Bu teknolojilerin her şeyi kuşatan nitelikleri, güvenlik arayışı içinde sınır aşan insanların refahı ve sığınma talebinde bulunma haklarını kullanma imkanlarını zedeleyen vahim sonuçlara yol açıyor. Ülke sınırlarında ve sınır bölgelerinde kullanılan, askeri düzeyde biyometrik sensörler ve insansız hava aracı gözetimi gibi veri yoğun teknolojilerin, yaşadıkları ülkelerdeki tehlikeli koşullardan kurtulmak için sınır aşmaları nedeniyle yeni geldikleri ülkelerde zaten yüksek sömürü ve marjinalleşme riskiyle karşı karşıya olan yerinden edilmiş toplulukları daha çok haleldar etme riski var.
Aspen, "Dünyanın dört bir yanında hükümetlerin, zararlı teknolojilerin düzenlemeden yoksun bir biçimde geliştirilme ve yayılmasını dizginlemek üzere çaba göstermeleri ve mülteci ve göçmenlerin haklarını uluslararası insan hakları hukuku kapsamında koruma yükümlülüklerini yerine getirmeleri gerekiyor." dedi.
"Bu teknolojileri geliştiren şirketler[in], teknolojilerin kullanımı bağlamında güvenlik önlemleri almak ve suiistimaller gerçekleştikten sonra değil, kullanıma başlamadan önce insan hakları açısından durum tespiti ve veri etkisi değerlendirmeleri yapmak zorunda [olduklarını]" söyledi.
Raporun açıklanmasından önce Mayıs başlarında Uluslararası Af Örgütü "CBP One" mobil uygulamasının kullanımına ilişkin bir raporunda da, bu uygulamanın, Amerika Birleşik Devletleri'nden iltica talebinde bulunan kişilere yönelik suistimalleri sürdürmekte olduğunu ifşa etmişti.

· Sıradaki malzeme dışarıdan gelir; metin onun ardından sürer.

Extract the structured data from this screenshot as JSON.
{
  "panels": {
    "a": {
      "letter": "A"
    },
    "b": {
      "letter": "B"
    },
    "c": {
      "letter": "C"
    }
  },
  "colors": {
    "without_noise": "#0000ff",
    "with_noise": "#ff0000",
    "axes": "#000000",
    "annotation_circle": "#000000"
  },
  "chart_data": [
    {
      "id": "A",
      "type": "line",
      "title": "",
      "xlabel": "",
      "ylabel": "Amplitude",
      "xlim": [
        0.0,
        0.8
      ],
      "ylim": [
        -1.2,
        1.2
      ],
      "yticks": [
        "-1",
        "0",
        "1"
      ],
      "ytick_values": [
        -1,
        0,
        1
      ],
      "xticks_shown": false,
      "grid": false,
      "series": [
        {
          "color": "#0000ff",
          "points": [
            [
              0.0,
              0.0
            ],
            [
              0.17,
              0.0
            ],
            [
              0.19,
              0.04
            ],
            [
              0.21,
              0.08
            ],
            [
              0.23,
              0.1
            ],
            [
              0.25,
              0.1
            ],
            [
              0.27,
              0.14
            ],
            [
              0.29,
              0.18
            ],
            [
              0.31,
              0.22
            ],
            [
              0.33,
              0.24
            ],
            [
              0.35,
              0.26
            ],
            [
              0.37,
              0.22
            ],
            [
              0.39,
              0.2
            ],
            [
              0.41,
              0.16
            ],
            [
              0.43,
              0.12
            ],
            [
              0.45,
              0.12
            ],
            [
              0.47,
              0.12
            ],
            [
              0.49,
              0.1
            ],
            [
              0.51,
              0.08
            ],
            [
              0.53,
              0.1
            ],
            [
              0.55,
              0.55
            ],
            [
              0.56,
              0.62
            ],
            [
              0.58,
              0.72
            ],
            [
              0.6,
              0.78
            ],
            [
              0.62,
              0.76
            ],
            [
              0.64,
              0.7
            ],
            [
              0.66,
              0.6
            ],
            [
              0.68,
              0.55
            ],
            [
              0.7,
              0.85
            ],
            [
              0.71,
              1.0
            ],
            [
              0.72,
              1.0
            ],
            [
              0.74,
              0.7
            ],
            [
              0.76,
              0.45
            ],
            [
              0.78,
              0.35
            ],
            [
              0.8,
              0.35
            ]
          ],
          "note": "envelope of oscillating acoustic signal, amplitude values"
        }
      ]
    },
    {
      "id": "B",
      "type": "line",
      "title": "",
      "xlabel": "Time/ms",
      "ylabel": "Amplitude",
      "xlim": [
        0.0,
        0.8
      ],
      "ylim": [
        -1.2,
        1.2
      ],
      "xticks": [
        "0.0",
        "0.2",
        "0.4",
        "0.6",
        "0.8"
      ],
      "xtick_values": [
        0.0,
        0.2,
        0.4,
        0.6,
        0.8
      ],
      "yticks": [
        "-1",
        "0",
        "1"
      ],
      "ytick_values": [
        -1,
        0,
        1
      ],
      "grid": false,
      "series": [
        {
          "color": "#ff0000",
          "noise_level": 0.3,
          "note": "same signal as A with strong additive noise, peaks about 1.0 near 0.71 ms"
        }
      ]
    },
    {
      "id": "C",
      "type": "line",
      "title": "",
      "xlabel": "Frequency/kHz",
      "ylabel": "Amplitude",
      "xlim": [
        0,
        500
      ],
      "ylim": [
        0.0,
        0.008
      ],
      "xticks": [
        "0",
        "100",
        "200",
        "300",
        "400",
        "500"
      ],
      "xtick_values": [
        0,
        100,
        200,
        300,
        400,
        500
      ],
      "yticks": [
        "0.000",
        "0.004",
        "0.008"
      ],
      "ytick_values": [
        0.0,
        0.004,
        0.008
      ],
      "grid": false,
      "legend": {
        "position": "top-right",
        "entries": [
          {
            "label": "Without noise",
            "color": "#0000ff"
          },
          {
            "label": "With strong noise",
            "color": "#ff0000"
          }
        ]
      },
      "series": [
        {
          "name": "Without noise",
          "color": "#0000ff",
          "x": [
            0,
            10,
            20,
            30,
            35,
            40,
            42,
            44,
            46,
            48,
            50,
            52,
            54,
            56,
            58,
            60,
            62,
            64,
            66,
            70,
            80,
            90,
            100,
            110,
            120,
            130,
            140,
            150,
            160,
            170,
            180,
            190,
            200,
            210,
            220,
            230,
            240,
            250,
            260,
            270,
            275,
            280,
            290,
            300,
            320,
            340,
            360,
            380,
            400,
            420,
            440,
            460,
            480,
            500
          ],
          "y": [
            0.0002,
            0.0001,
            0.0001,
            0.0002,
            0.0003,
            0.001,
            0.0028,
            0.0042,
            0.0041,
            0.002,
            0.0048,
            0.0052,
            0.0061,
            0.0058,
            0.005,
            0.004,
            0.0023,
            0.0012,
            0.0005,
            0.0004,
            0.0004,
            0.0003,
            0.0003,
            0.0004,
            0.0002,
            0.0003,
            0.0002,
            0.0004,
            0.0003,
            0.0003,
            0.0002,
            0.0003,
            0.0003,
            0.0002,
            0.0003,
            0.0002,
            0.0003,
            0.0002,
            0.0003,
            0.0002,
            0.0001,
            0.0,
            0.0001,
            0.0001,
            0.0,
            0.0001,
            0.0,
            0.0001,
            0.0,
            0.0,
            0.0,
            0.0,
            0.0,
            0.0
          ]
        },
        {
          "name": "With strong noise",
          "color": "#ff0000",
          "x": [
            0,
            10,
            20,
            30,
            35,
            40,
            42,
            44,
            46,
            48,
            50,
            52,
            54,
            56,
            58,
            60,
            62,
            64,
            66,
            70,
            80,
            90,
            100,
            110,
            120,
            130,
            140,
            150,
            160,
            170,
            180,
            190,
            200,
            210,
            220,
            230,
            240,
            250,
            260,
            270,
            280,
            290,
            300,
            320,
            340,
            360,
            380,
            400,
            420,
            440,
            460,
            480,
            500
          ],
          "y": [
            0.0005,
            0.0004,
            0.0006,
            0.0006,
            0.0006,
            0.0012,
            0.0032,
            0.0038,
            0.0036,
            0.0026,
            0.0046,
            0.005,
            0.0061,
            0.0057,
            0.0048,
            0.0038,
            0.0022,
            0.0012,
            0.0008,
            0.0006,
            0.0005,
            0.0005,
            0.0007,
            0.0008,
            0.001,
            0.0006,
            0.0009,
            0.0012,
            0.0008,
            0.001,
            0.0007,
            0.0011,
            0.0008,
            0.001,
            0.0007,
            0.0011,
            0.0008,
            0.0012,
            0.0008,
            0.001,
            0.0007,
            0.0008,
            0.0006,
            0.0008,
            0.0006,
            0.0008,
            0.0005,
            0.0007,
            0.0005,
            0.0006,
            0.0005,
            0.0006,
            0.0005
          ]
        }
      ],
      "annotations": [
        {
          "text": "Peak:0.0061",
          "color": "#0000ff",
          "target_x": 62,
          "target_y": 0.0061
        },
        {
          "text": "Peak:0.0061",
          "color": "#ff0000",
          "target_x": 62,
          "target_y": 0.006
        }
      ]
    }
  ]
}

Af Örgütü "CBP One" uygulamasının ülke sınırlarını geçme ve iltica talebinde bulunma hakkını daha önceden randevu alma şartına bağladığından, buna imkanı olmayan kişilerin iltica talebinde bulunmalarını imkansız kıldığı için, hiçbir şekilde kısıtlanması mümkün olmayan iltica talep etme hakkının kullanımını sınırladığını belirlemiş ve bu uygulamanın kullanımına son verilmesi çağrısında bulunmuştu.
Uluslararası Af Örgütü, devletleri ve şirketleri, sınır yönetimi taktiklerinde sistemik ırkçılık üzerinde yoğunlaşarak insanların haklarını tehdit eden her tür istilacı teknolojinin gelişimini durdurmaya çağırıyor.